@mom2and disagree emphatically. It depends on where you are. In places where there’s school choice (and remember this is a clarion call from some government entities, that school choice should be the norm) the kids MUST compete as if they are in college from the age of Pre-K.
If you have school choice, as is the case in NYC since the 1970s, then the schools are competitive. The “best” grammar schools weed kids out at age 4. The best middle schools, well the kids’ have to perform on state exams in grade 4 as if they are their SATS–because that’s how middle schools treat them. Once they make the minimum cut, then they are allowed to formally appl, like for college. They have to interview, like for college. Then they wait for the results months later in the spring, like college.

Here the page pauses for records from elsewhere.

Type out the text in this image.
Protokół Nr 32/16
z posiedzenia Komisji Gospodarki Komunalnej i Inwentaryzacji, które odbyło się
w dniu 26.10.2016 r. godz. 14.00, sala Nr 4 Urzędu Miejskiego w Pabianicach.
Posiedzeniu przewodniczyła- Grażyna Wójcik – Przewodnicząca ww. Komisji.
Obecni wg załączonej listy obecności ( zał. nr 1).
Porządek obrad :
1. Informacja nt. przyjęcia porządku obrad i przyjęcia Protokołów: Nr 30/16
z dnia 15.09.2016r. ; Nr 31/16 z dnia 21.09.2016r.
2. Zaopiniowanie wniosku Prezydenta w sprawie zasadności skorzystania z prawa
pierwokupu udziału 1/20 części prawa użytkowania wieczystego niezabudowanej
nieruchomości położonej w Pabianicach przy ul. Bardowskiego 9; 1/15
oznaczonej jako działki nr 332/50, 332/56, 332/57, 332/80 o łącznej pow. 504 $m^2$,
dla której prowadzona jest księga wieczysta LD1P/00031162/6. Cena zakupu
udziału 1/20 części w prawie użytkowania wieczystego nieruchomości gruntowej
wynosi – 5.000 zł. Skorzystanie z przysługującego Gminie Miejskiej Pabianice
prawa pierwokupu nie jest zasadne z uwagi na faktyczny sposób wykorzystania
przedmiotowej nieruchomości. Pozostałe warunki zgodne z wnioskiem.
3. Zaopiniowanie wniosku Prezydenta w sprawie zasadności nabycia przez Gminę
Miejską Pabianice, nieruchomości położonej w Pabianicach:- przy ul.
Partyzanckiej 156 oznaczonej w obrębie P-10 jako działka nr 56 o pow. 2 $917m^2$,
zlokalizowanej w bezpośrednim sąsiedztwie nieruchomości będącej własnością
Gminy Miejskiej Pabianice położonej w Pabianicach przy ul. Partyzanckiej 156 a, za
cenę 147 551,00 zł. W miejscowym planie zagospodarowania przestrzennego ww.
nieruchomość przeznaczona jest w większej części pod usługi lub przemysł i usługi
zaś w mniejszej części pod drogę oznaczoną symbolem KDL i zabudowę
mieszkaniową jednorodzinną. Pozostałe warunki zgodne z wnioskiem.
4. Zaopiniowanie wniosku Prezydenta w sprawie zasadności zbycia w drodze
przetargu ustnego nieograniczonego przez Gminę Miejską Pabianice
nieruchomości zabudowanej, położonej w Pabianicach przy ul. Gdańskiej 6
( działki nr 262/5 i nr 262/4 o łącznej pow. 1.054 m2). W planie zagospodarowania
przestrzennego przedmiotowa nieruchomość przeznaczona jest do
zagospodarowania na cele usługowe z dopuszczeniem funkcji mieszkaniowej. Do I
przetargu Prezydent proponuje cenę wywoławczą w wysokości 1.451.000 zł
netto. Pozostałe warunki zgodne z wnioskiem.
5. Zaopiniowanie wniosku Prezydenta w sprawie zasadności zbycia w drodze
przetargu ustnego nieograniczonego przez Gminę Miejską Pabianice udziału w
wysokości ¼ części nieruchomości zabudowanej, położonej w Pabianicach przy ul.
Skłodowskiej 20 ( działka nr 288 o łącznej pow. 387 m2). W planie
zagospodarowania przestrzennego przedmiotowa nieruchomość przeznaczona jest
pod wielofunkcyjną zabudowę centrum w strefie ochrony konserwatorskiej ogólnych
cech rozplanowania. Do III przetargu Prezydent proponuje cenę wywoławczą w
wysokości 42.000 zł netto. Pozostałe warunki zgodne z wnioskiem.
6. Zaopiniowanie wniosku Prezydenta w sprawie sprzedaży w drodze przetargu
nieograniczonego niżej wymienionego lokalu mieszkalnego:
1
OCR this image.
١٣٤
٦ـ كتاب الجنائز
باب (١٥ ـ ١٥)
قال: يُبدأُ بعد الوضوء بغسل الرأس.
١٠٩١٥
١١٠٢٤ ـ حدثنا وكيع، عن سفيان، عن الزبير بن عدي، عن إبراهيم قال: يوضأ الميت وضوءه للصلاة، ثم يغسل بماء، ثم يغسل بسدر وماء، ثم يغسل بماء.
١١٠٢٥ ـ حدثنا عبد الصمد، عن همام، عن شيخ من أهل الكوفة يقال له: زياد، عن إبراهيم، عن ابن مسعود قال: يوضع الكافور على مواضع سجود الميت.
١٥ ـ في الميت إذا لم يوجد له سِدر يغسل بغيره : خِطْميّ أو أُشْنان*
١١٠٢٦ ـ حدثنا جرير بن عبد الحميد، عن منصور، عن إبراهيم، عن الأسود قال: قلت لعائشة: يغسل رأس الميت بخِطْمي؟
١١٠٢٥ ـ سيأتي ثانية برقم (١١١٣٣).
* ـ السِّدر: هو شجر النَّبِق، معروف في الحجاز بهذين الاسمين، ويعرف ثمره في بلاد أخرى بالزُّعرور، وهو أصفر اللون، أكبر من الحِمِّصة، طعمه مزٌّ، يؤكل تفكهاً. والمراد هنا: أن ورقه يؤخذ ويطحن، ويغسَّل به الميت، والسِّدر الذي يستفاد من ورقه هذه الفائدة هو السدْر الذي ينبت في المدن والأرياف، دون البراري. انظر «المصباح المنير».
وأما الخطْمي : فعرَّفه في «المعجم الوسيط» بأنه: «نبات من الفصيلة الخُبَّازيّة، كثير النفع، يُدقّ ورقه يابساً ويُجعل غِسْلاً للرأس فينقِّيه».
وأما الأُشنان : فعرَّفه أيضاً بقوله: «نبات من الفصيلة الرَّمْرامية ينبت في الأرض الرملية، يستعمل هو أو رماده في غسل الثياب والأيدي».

Ditto for high school. With about 600 high schools and 75,000 kids competing for places each year, this starts in 7th grade. My child didn’t miss a day of school that year, because that’s one criterion that her (not my) target school weighed heavily. Attendance is considered a marker of how committed you are to school. It is an easy way for schools to ding people. This means that the entire family has to sacrifice that year to ensure perfect attendance, like you can’t attend weddings across the country. Her particular school has about 17,000 applicants each year for 700 seats. Do the math to figure out that the acceptance rate is far lower than for Yale or Harvard, at 4%
The bad news is if you have a kid who doesn’t have the stamina for this. The good news is if you do and your kid comes out a gladiator and is ready to tackle anything.
I have one of both. The one who wasn’t cut out for this went to the lowest prssure schools there were, and the pressure was still so intense that he is now officially taking a gap decade.
My kid who achieved (with like zero help from mom because I was rather done with this system because of first child) her ambition of attending the 4%-admission-rate high school, she feels battle ready for college and her ambition of premed. Let’s call her beloved high school Nutterton. She said to me, when I was cautioning her to maybe reconsider premed because it’s so competitive, she said: “Mom, I got into Nutterton didn’t I? I can do this.”
These are kids who literally grow up from pre-k under the pressure that your child feels only in high school.
If you or your community opts for school choice, this is what you will deal with.